Senate debates

Thursday, 16 August 2007

Social Security and Other Legislation Amendment (Welfare Payment Reform) Bill 2007; Northern Territory National Emergency Response Bill 2007; Families, Community Services and Indigenous Affairs and Other Legislation Amendment (Northern Territory National Emergency Response and Other Measures) Bill 2007; Appropriation (Northern Territory National Emergency Response) Bill (No. 1) 2007-2008; Appropriation (Northern Territory National Emergency Response) Bill (No. 2) 2007-2008

In Committee

10:58 pm

Photo of Chris EvansChris Evans (WA, Australian Labor Party, Leader of the Opposition in the Senate) Share this | Hansard source

I really do not think that is good enough—though I know that will not make any difference. Quite frankly, that is the sort of assurance we got for the COAG trials. People said: ‘It would be too early to tell,’ ‘We’re waiting on the formal review,’ ‘We’ve got mixed results,’ and ‘We think things are going well in some areas.’ We got all the double-speak. It took us years to find out that the trials had been a total and utter failure, that we had totally failed the people who were subject to the trials and that we had made a complete hash of it. I got reassurances for a long period of time—’It is too early,’ ‘We need to have a formal assessment.’ There were plenty of reassuring words, but money was going down the tube, Indigenous people were not getting the services they deserved and the grand experiment—the ‘quiet revolution’ was the title for that one—was proving to be an abject failure. The revolution was a squib and the people who suffered as a result of the failure of the revolution were the Indigenous people upon whom we were conducting that particular experiment.

As this approach is experimental and quite radical, we ought to be much more focused on review. We ought to be focused on KPIs. I would like to see the KPIs contained in the legislation. We talk the language inside the Public Service, but we do not put it into the bills. I would like to know who is accountable for this stuff and who is going to lose their job if it does not happen as planned. I do not want to have a crack at the FaCSIA officials, but no politician and no departmental official is responsible when failure occurs. We are being asked again to take it on trust. I hope it works; I really hope it works. But it is another experiment; it is another stab in the dark. This government has had three or four; we had a few when we were in government. None of them worked; none of them made a fundamental difference to the lives of the people in these communities.

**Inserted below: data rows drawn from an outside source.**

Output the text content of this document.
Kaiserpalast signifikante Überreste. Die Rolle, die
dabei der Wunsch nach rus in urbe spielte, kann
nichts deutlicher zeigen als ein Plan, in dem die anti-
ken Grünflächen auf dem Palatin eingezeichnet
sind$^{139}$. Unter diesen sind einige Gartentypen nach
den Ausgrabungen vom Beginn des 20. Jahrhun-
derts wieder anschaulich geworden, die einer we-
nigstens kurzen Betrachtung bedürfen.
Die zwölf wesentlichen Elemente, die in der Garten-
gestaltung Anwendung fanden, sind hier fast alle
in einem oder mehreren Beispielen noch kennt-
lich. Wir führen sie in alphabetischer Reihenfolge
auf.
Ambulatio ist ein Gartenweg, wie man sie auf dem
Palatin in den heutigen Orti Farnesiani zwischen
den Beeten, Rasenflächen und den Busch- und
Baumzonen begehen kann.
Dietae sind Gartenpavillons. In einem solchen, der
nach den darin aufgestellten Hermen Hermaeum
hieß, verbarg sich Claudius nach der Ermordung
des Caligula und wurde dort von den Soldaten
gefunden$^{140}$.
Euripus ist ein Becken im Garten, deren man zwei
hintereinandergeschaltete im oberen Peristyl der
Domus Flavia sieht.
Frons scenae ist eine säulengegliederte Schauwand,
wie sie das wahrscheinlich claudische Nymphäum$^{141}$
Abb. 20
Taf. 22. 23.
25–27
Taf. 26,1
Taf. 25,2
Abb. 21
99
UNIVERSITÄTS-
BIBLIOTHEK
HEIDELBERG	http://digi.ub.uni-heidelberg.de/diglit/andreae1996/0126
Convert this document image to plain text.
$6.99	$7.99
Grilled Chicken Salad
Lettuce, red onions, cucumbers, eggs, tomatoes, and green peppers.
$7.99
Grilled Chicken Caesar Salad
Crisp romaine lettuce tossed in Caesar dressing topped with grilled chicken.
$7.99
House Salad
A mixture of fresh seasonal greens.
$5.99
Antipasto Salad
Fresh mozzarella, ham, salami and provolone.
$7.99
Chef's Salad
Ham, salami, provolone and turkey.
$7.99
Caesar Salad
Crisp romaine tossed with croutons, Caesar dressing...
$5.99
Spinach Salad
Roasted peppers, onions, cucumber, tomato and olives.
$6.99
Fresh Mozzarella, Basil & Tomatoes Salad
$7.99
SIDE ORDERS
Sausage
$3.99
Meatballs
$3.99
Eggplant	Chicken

I do not want to give you a blank cheque. I do not think that the parliament ought to give you a blank cheque. The parliament ought to force the minister and the government, of whatever persuasion, back into this place to say, ‘Yes, it has worked in terms of alcohol control, but school attendances have not improved,’ or whatever the outcome is and explain what is working, what is not working and why not. We should not just give you a blank cheque so that someone can quietly drop a report that the opposition spokesperson has to find by nefarious means, that says that the whole thing was a disaster and that for the last year or two people have been skating around admitting that it was a disaster. That is not good enough. It is not good enough in terms of public administration, but it is also not good enough for the Indigenous people.

I think that this is an important amendment. I am not reassured by the minister. It would be a huge blue to not demand accountability for the measures that we take. We need key performance indicators and a real sense of accountability from the policymakers and those delivering the service. We say that these measures are going to improve Aboriginal people’s lives. Let us prove it; let us hold ourselves accountable. The minister’s response reeks as being the sort of response we have had for every other experiment: things are allowed to quietly slip away as the political attention and the circus moves on and no-one is held accountable for the fact that we did not deliver to Indigenous people what we promised. I think that this is the most important clause that should be in the bill, but I know that it will not get carried. I and others will be much more assiduous about ensuring that there is proper reporting and measurement than perhaps we have been in the past.